Langkah ini, menurut Pralensa, dilandasi tekad agar masyarakat Sumsel tak lagi mengalami berbagai kerugian akibat kabut asap di masa mendatang.
BBC News Indonesia sudah meminta tanggapan tim humas perusahaan tergugat, tapi tidak mendapatkan respons.
Sementara itu, Sekar Banjaran Aji selaku perwakilan Greenpeace yang juga menjadi salah satu kuasa hukum penggugat, mengatakan pihaknya masih menunggu hasil banding. Menurutnya, banyak hal janggal dalam putusan hakim.
“Perkara ini bisa jadi refleksi besar untuk litigasi iklim di Indonesia yang ternyata jalannya masih terjal. Akhirnya, rakyat lagi yang dirugikan dan jadi korban,” tutur Sekar.
‘Pekerjaan hilang, kesehatan hilang’
Dunia Pralensa alias Jay seakan runtuh ketika pada 2023, rumah burung walet yang menjadi salah satu sumber pendapatan utamanya tiba-tiba hangus dilalap api.
Lahan Jay terletak di Kabupaten Komering Ilir, berdekatan dengan lahan konsesi salah satu perusahaan yang dituduh menyebabkan kebakaran hutan dan lahan di Sumsel.
Sekitar 50 meter dari lahan Jay, sebenarnya berdiri pos pemantau kebakaran dari perusahaan tersebut, tapi sama sekali tak ada bantuan.
“Mereka bilang, itu bukan kawasan konsesi mereka, tapi wilayah ini sudah rusak dan jadi sangat kering akibat ulah kejahatan mereka terhadap lingkungan, jadi potensi terbakar lebih tinggi, apalagi ada asap dari kawasan mereka,” kata Jay kepada BBC News Indonesia.

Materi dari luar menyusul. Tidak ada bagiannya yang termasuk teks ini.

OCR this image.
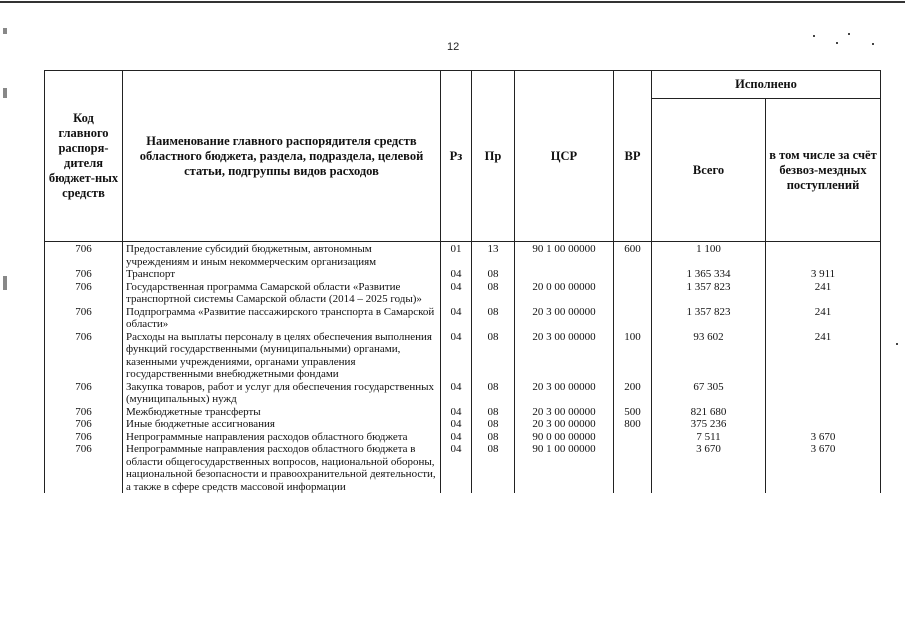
12
Код главного распоря-дителя бюджет-ных средств	Наименование главного распорядителя средств областного бюджета, раздела, подраздела, целевой статьи, подгруппы видов расходов	Рз	Пр	ЦСР	ВР	Исполнено	
						Всего	в том числе за счёт безвоз-мездных поступлений
706	Предоставление субсидий бюджетным, автономным учреждениям и иным некоммерческим организациям	01	13	90 1 00 00000	600	1 100	
706	Транспорт	04	08			1 365 334	3 911
706	Государственная программа Самарской области «Развитие транспортной системы Самарской области (2014 – 2025 годы)»	04	08	20 0 00 00000		1 357 823	241
706	Подпрограмма «Развитие пассажирского транспорта в Самарской области»	04	08	20 3 00 00000		1 357 823	241
706	Расходы на выплаты персоналу в целях обеспечения выполнения функций государственными (муниципальными) органами, казенными учреждениями, органами управления государственными внебюджетными фондами	04	08	20 3 00 00000	100	93 602	241
706	Закупка товаров, работ и услуг для обеспечения государственных (муниципальных) нужд	04	08	20 3 00 00000	200	67 305	
706	Межбюджетные трансферты	04	08	20 3 00 00000	500	821 680	
706	Иные бюджетные ассигнования	04	08	20 3 00 00000	800	375 236	
706	Непрограммные направления расходов областного бюджета	04	08	90 0 00 00000		7 511	3 670
706	Непрограммные направления расходов областного бюджета в области общегосударственных вопросов, национальной обороны, национальной безопасности и правоохранительной деятельности, а также в сфере средств массовой информации	04	08	90 1 00 00000		3 670	3 670
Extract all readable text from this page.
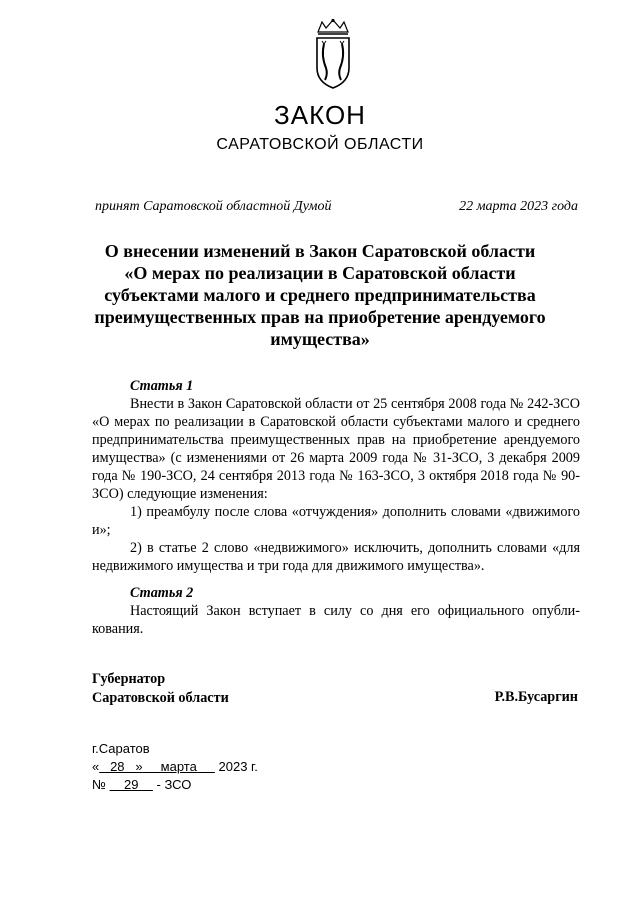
ЗАКОН
САРАТОВСКОЙ ОБЛАСТИ
принят Саратовской областной Думой	22 марта 2023 года
О внесении изменений в Закон Саратовской области
«О мерах по реализации в Саратовской области
субъектами малого и среднего предпринимательства
преимущественных прав на приобретение арендуемого
имущества»
Статья 1
Внести в Закон Саратовской области от 25 сентября 2008 года № 242-ЗСО «О мерах по реализации в Саратовской области субъектами малого и среднего предпринимательства преимущественных прав на приобретение арендуемого имущества» (с изменениями от 26 марта 2009 года № 31-ЗСО, 3 декабря 2009 года № 190-ЗСО, 24 сентября 2013 года № 163-ЗСО, 3 октября 2018 года № 90-ЗСО) следующие изменения:
1) преамбулу после слова «отчуждения» дополнить словами «движимого и»;
2) в статье 2 слово «недвижимого» исключить, дополнить словами «для недвижимого имущества и три года для движимого имущества».
Статья 2
Настоящий Закон вступает в силу со дня его официального опубликования.
Губернатор
Саратовской области	Р.В.Бусаргин
г.Саратов
«   28   »     марта      2023 г.
№     29     - ЗСО
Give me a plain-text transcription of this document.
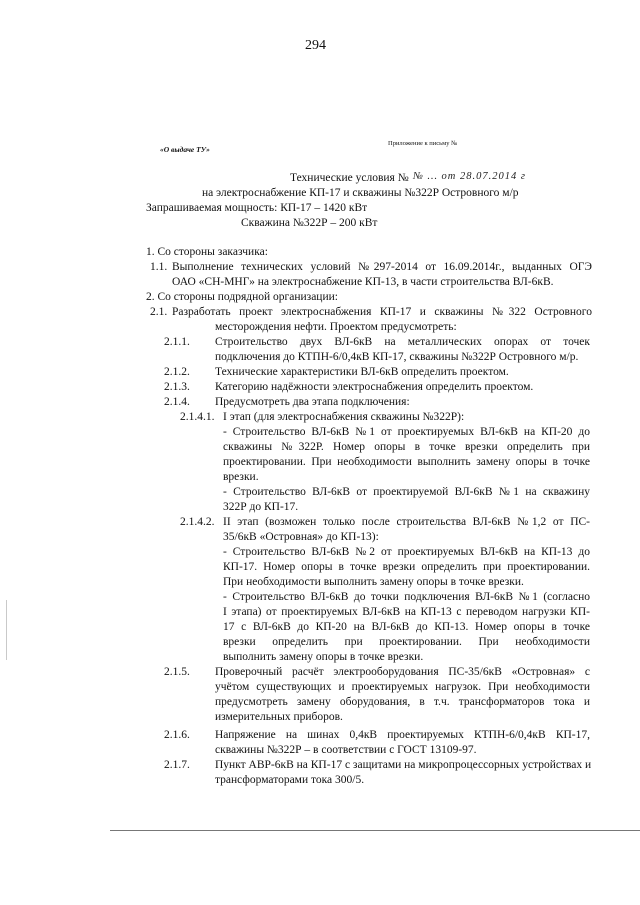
294
«О выдаче ТУ»
Приложение к письму №

Технические условия № № … от 28.07.2014 г
на электроснабжение КП-17 и скважины №322Р Островного м/р
Запрашиваемая мощность: КП-17 – 1420 кВт
Скважина №322Р – 200 кВт
1. Со стороны заказчика:
1.1. Выполнение технических условий №297-2014 от 16.09.2014г., выданных ОГЭ
ОАО «СН-МНГ» на электроснабжение КП-13, в части строительства ВЛ-6кВ.
2. Со стороны подрядной организации:
2.1. Разработать проект электроснабжения КП-17 и скважины №322 Островного
месторождения нефти. Проектом предусмотреть:
2.1.1. Строительство двух ВЛ-6кВ на металлических опорах от точек
подключения до КТПН-6/0,4кВ КП-17, скважины №322Р Островного м/р.
2.1.2. Технические характеристики ВЛ-6кВ определить проектом.
2.1.3. Категорию надёжности электроснабжения определить проектом.
2.1.4. Предусмотреть два этапа подключения:
2.1.4.1. I этап (для электроснабжения скважины №322Р):
- Строительство ВЛ-6кВ №1 от проектируемых ВЛ-6кВ на КП-20 до
скважины №322Р. Номер опоры в точке врезки определить при
проектировании. При необходимости выполнить замену опоры в точке
врезки.
- Строительство ВЛ-6кВ от проектируемой ВЛ-6кВ №1 на скважину
322Р до КП-17.
2.1.4.2. II этап (возможен только после строительства ВЛ-6кВ №1,2 от ПС-
35/6кВ «Островная» до КП-13):
- Строительство ВЛ-6кВ №2 от проектируемых ВЛ-6кВ на КП-13 до
КП-17. Номер опоры в точке врезки определить при проектировании.
При необходимости выполнить замену опоры в точке врезки.
- Строительство ВЛ-6кВ до точки подключения ВЛ-6кВ №1 (согласно
I этапа) от проектируемых ВЛ-6кВ на КП-13 с переводом нагрузки КП-
17 с ВЛ-6кВ до КП-20 на ВЛ-6кВ до КП-13. Номер опоры в точке
врезки определить при проектировании. При необходимости
выполнить замену опоры в точке врезки.
2.1.5. Проверочный расчёт электрооборудования ПС-35/6кВ «Островная» с
учётом существующих и проектируемых нагрузок. При необходимости
предусмотреть замену оборудования, в т.ч. трансформаторов тока и
измерительных приборов.
2.1.6. Напряжение на шинах 0,4кВ проектируемых КТПН-6/0,4кВ КП-17,
скважины №322Р – в соответствии с ГОСТ 13109-97.
2.1.7. Пункт АВР-6кВ на КП-17 с защитами на микропроцессорных устройствах и
трансформаторами тока 300/5.
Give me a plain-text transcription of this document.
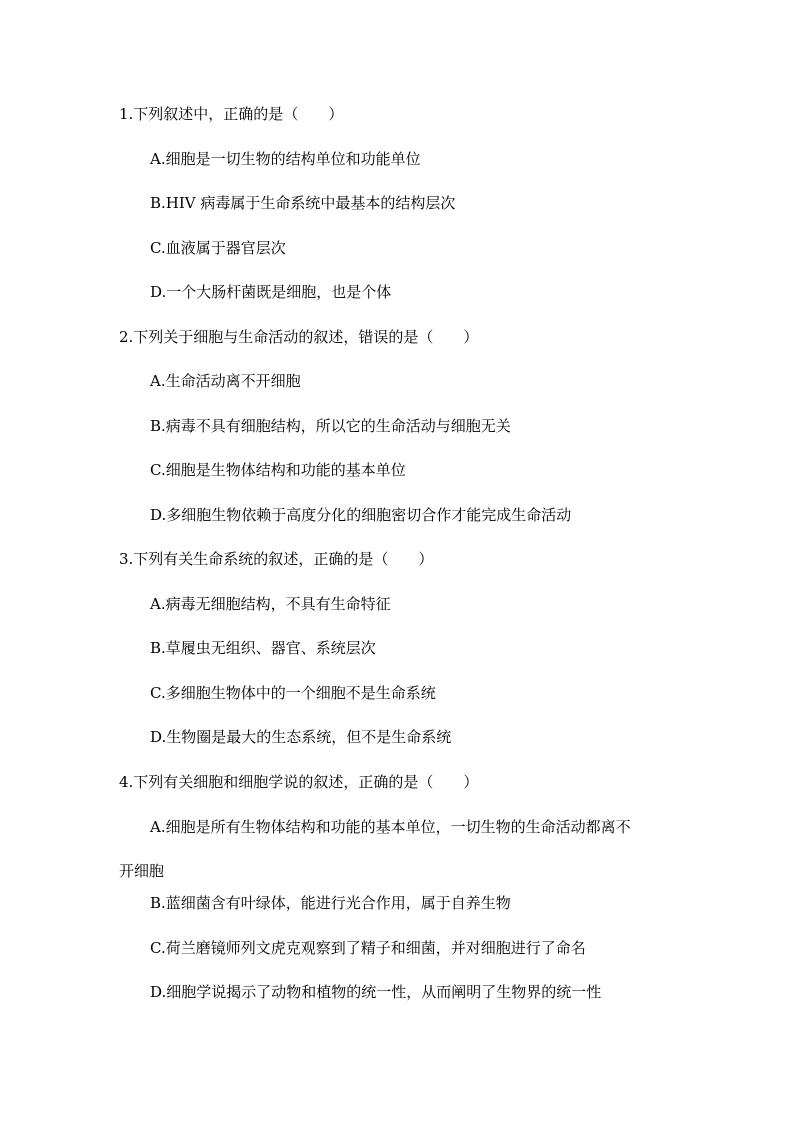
1.下列叙述中，正确的是（　　）
A.细胞是一切生物的结构单位和功能单位
B.HIV 病毒属于生命系统中最基本的结构层次
C.血液属于器官层次
D.一个大肠杆菌既是细胞，也是个体
2.下列关于细胞与生命活动的叙述，错误的是（　　）
A.生命活动离不开细胞
B.病毒不具有细胞结构，所以它的生命活动与细胞无关
C.细胞是生物体结构和功能的基本单位
D.多细胞生物依赖于高度分化的细胞密切合作才能完成生命活动
3.下列有关生命系统的叙述，正确的是（　　）
A.病毒无细胞结构，不具有生命特征
B.草履虫无组织、器官、系统层次
C.多细胞生物体中的一个细胞不是生命系统
D.生物圈是最大的生态系统，但不是生命系统
4.下列有关细胞和细胞学说的叙述，正确的是（　　）
A.细胞是所有生物体结构和功能的基本单位，一切生物的生命活动都离不开细胞
B.蓝细菌含有叶绿体，能进行光合作用，属于自养生物
C.荷兰磨镜师列文虎克观察到了精子和细菌，并对细胞进行了命名
D.细胞学说揭示了动物和植物的统一性，从而阐明了生物界的统一性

“Lagipula, rumah walet saya itu di lahan gambut yang seharusnya sifatnya lebih banyak air. Kenapa kering? Karena ulah mereka itu, jadi ya harus ada pertanggungjawaban.”
Akibat kebakaran itu, Bang Jay kehilangan satu mata pencaharian. Tak hanya itu, Jay juga merugi karena ia harus menghabiskan uang hingga Rp74 juta untuk membangun rumah walet itu.
Sumber gambar, Dokumen kuasa hukum penggugat
Kehilangan rumah walet itu sangat memukul perekonomian Jay. Sebagai tulang punggung keluarga, dia harus menafkahi istri dan kedua anaknya.
Dalam sebulan, ia mesti mengeluarkan sekitar Rp10 juta. Pada musim-musim kabut asap, kebutuhan bertambah karena istri dan anaknya harus berobat akibat mengalami gangguan pernapasan.
Kini, ia hanya memiliki pekerjaan tetap sebagai penyadap karet dengan rata-rata penghasilan Rp6 juta tiap bulan.
“Apalagi kalau ada kabut asap, itu pasti pagi enggak bisa ke kebun, baru bisa agak siang. Waktu berkurang, penghasilan juga bisa berkurang sampai 50 persen,” ucap Jay.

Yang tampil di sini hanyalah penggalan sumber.